As Ian Billinghurst, author of Give Your Dog a Bone, says:
“Our dogs’ disease problems are increasing on a par with their increasing consumption of processed and cooked foods … dog food manufacturers take useless waste from the human food industry and sell it as dog food. Why do they bother? Advertising implies that they are there to promote the health of dogs. Their primary concern is in fact profit. The laws which govern dog food production do not require it to promote health, reproduction, growth or longevity”

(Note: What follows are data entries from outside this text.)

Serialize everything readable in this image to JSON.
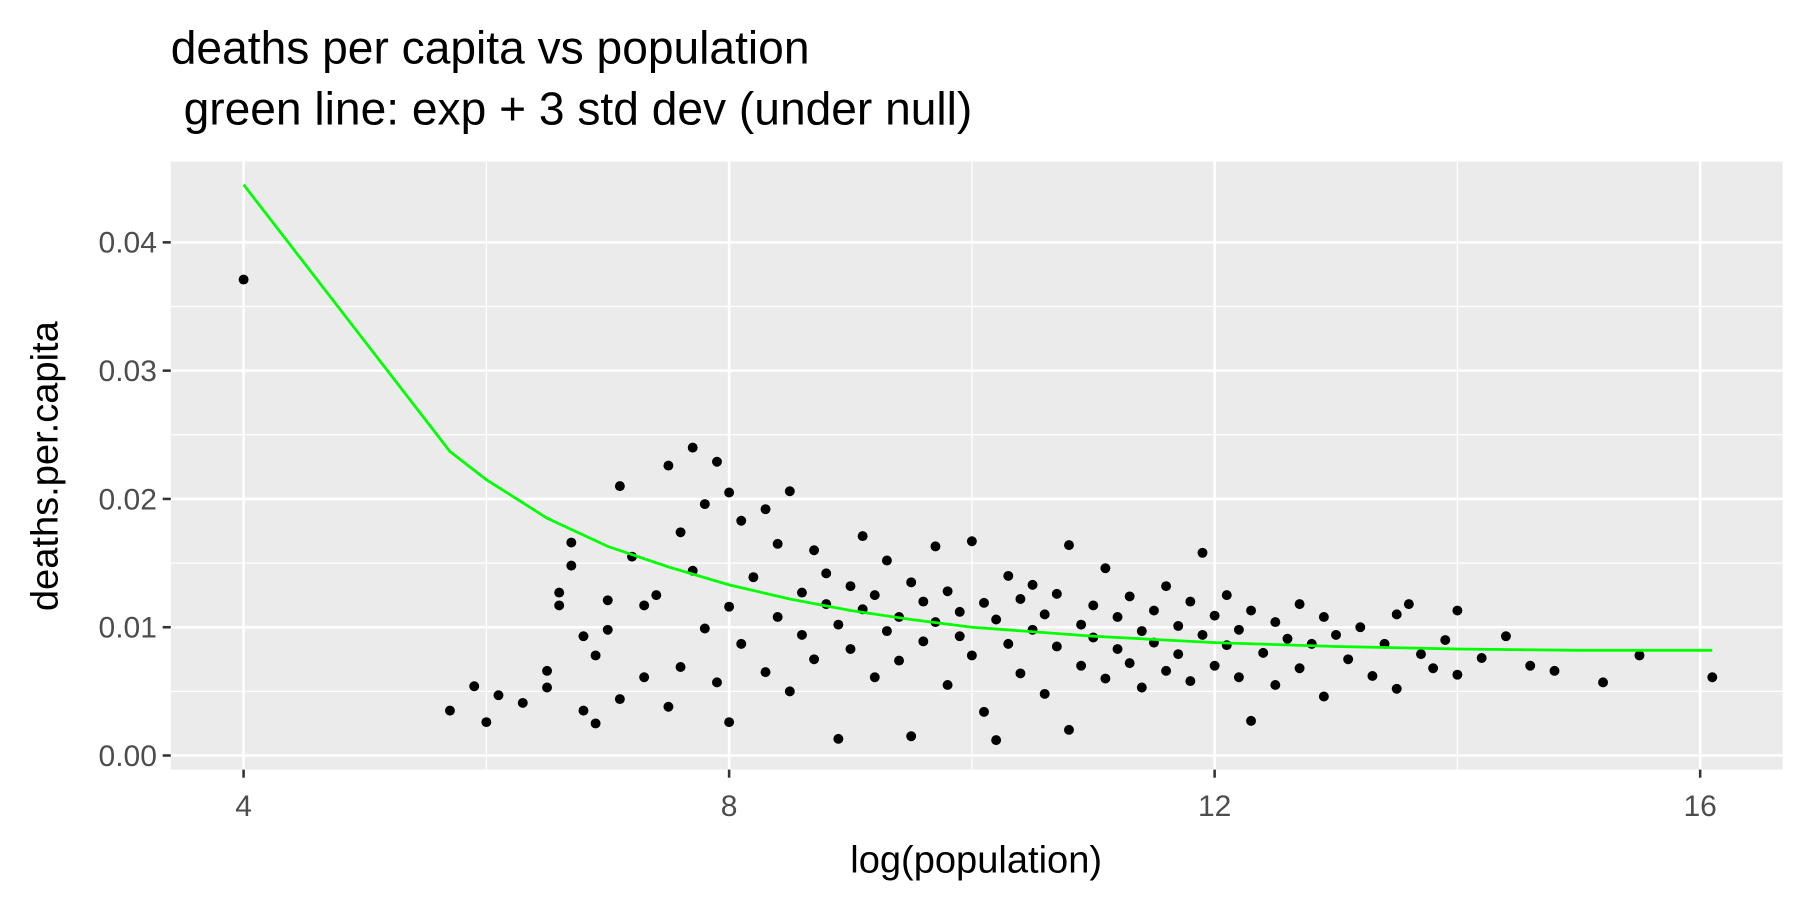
{
  "chart_data": {
    "type": "scatter",
    "title": "deaths per capita vs population",
    "subtitle": " green line: exp + 3 std dev (under null)",
    "x_label": "log(population)",
    "y_label": "deaths.per.capita",
    "xlim": [
      3.4,
      16.68
    ],
    "ylim": [
      -0.0011,
      0.0463
    ],
    "xticks": [
      4,
      8,
      12,
      16
    ],
    "yticks": [
      {
        "value": 0,
        "label": "0.00"
      },
      0.01,
      0.02,
      0.03,
      0.04
    ],
    "x_minor_grid": [
      6,
      10,
      14
    ],
    "y_minor_grid": [
      0.005,
      0.015,
      0.025,
      0.035
    ],
    "grid": true,
    "background": "#ebebeb",
    "points": {
      "color": "#000000",
      "x": [
        4.0,
        5.7,
        5.9,
        6.0,
        6.1,
        6.3,
        6.5,
        6.5,
        6.6,
        6.6,
        6.7,
        6.7,
        6.8,
        6.8,
        6.9,
        6.9,
        7.0,
        7.0,
        7.1,
        7.1,
        7.2,
        7.3,
        7.3,
        7.4,
        7.5,
        7.5,
        7.6,
        7.6,
        7.7,
        7.7,
        7.8,
        7.8,
        7.9,
        7.9,
        8.0,
        8.0,
        8.0,
        8.1,
        8.1,
        8.2,
        8.3,
        8.3,
        8.4,
        8.4,
        8.5,
        8.5,
        8.6,
        8.6,
        8.7,
        8.7,
        8.8,
        8.8,
        8.9,
        8.9,
        9.0,
        9.0,
        9.1,
        9.1,
        9.2,
        9.2,
        9.3,
        9.3,
        9.4,
        9.4,
        9.5,
        9.5,
        9.6,
        9.6,
        9.7,
        9.7,
        9.8,
        9.8,
        9.9,
        9.9,
        10.0,
        10.0,
        10.1,
        10.1,
        10.2,
        10.2,
        10.3,
        10.3,
        10.4,
        10.4,
        10.5,
        10.5,
        10.6,
        10.6,
        10.7,
        10.7,
        10.8,
        10.8,
        10.9,
        10.9,
        11.0,
        11.0,
        11.1,
        11.1,
        11.2,
        11.2,
        11.3,
        11.3,
        11.4,
        11.4,
        11.5,
        11.5,
        11.6,
        11.6,
        11.7,
        11.7,
        11.8,
        11.8,
        11.9,
        11.9,
        12.0,
        12.0,
        12.1,
        12.1,
        12.2,
        12.2,
        12.3,
        12.3,
        12.4,
        12.5,
        12.5,
        12.6,
        12.7,
        12.7,
        12.8,
        12.9,
        12.9,
        13.0,
        13.1,
        13.2,
        13.3,
        13.4,
        13.5,
        13.5,
        13.6,
        13.7,
        13.8,
        13.9,
        14.0,
        14.0,
        14.2,
        14.4,
        14.6,
        14.8,
        15.2,
        15.5,
        16.1
      ],
      "y": [
        0.0371,
        0.0035,
        0.0054,
        0.0026,
        0.0047,
        0.0041,
        0.0053,
        0.0066,
        0.0117,
        0.0127,
        0.0166,
        0.0148,
        0.0093,
        0.0035,
        0.0025,
        0.0078,
        0.0098,
        0.0121,
        0.021,
        0.0044,
        0.0155,
        0.0061,
        0.0117,
        0.0125,
        0.0226,
        0.0038,
        0.0174,
        0.0069,
        0.024,
        0.0144,
        0.0196,
        0.0099,
        0.0229,
        0.0057,
        0.0026,
        0.0116,
        0.0205,
        0.0183,
        0.0087,
        0.0139,
        0.0192,
        0.0065,
        0.0108,
        0.0165,
        0.0206,
        0.005,
        0.0127,
        0.0094,
        0.016,
        0.0075,
        0.0118,
        0.0142,
        0.0013,
        0.0102,
        0.0132,
        0.0083,
        0.0171,
        0.0114,
        0.0061,
        0.0125,
        0.0152,
        0.0097,
        0.0108,
        0.0074,
        0.0015,
        0.0135,
        0.012,
        0.0089,
        0.0163,
        0.0104,
        0.0055,
        0.0128,
        0.0112,
        0.0093,
        0.0167,
        0.0078,
        0.0119,
        0.0034,
        0.0012,
        0.0106,
        0.014,
        0.0087,
        0.0122,
        0.0064,
        0.0098,
        0.0133,
        0.011,
        0.0048,
        0.0126,
        0.0085,
        0.0164,
        0.002,
        0.0102,
        0.007,
        0.0117,
        0.0092,
        0.0146,
        0.006,
        0.0108,
        0.0083,
        0.0124,
        0.0072,
        0.0097,
        0.0053,
        0.0113,
        0.0088,
        0.0132,
        0.0066,
        0.0101,
        0.0079,
        0.012,
        0.0058,
        0.0158,
        0.0094,
        0.0109,
        0.007,
        0.0086,
        0.0125,
        0.0061,
        0.0098,
        0.0027,
        0.0113,
        0.008,
        0.0104,
        0.0055,
        0.0091,
        0.0118,
        0.0068,
        0.0087,
        0.0108,
        0.0046,
        0.0094,
        0.0075,
        0.01,
        0.0062,
        0.0087,
        0.011,
        0.0052,
        0.0118,
        0.0079,
        0.0068,
        0.009,
        0.0113,
        0.0063,
        0.0076,
        0.0093,
        0.007,
        0.0066,
        0.0057,
        0.0078,
        0.0061
      ]
    },
    "line": {
      "color": "#00ff00",
      "x": [
        4.0,
        5.7,
        6.0,
        6.5,
        7.0,
        7.5,
        8.0,
        8.5,
        9.0,
        9.5,
        10.0,
        11.0,
        12.0,
        13.0,
        14.0,
        15.0,
        16.1
      ],
      "y": [
        0.0445,
        0.0237,
        0.0215,
        0.0185,
        0.0163,
        0.0147,
        0.0133,
        0.0122,
        0.0113,
        0.0106,
        0.01,
        0.0093,
        0.0088,
        0.0085,
        0.0083,
        0.0082,
        0.0082
      ]
    }
  }
}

If one cares about dogs it is very easy to get worked up about the processed dog food industry. It is a scandal waiting to happen. The only difference between this situation and what occurred with tobacco, asbestos, powdered milk formula, fast food and all the other consumer campaigns that have led to major changes is that the victims of the processed dog food industry can’t speak for themselves.
It’s all about profit
It isn’t just that the legislation doesn’t consider canine health; it is entirely skewed in the manufacturers’ favour. As you can see from the quotes above, they can put in almost any ingredient they want (providing it doesn’t actually poison the dog) and can be misleading in what they tell consumers. How did this happen? Since the industry came into being, manufacturers have managed to persuade both the public and legislators that they are experts and can be trusted. They have used clever marketing techniques and veterinary endorsements to great effect and have been much aided by consumer demand for convenience.
It also helps that for many years the industry has been dominated by five multinational corporations, which between them control around 80% of the worldwide market. They are Nestlé’s (Purina, Bakers &c.), Del Monte (the Heinz range of pet foods), MasterFoods/Mars (Royal Canin, Pedigree &c.), Procter & Gamble (Iams, Eukanuba &c.) and Colgate-Palmolive (Hill’s Science Diet, Nature’s Best &c.).
These companies lobby hard to ensure that their business interests aren’t disturbed by unhelpful legislation. Their biggest single market is the USA, where pet food accounts for $15 billion a year. But the UK market is still sizeable with over £1 billion a year spent on dog food alone.
It isn’t just the overall size of the market that makes it so attractive to manufacturers. Processed dog food is incredibly profitable. As one commentator pointed out:
“What most consumers don’t realise is that the pet food industry is an extension of the human food and agriculture industries. Pet food provides a convenient way for slaughterhouse offal, grains considered unfit for human consumption and similar waste products to be turned into profit”
Life expectancy of dogs on kibble versus those on raw
There’s an Australian study (quoted by Mogens Eliasen) in which it was demonstrated that a dog’s life expectancy increased by 30% when fed a raw, natural diet. Dogs that normally were expected to live until age 12 maintained a healthy life until they were 16 years old. This rather implies that dogs fed a processed food diet are leading shorter lives.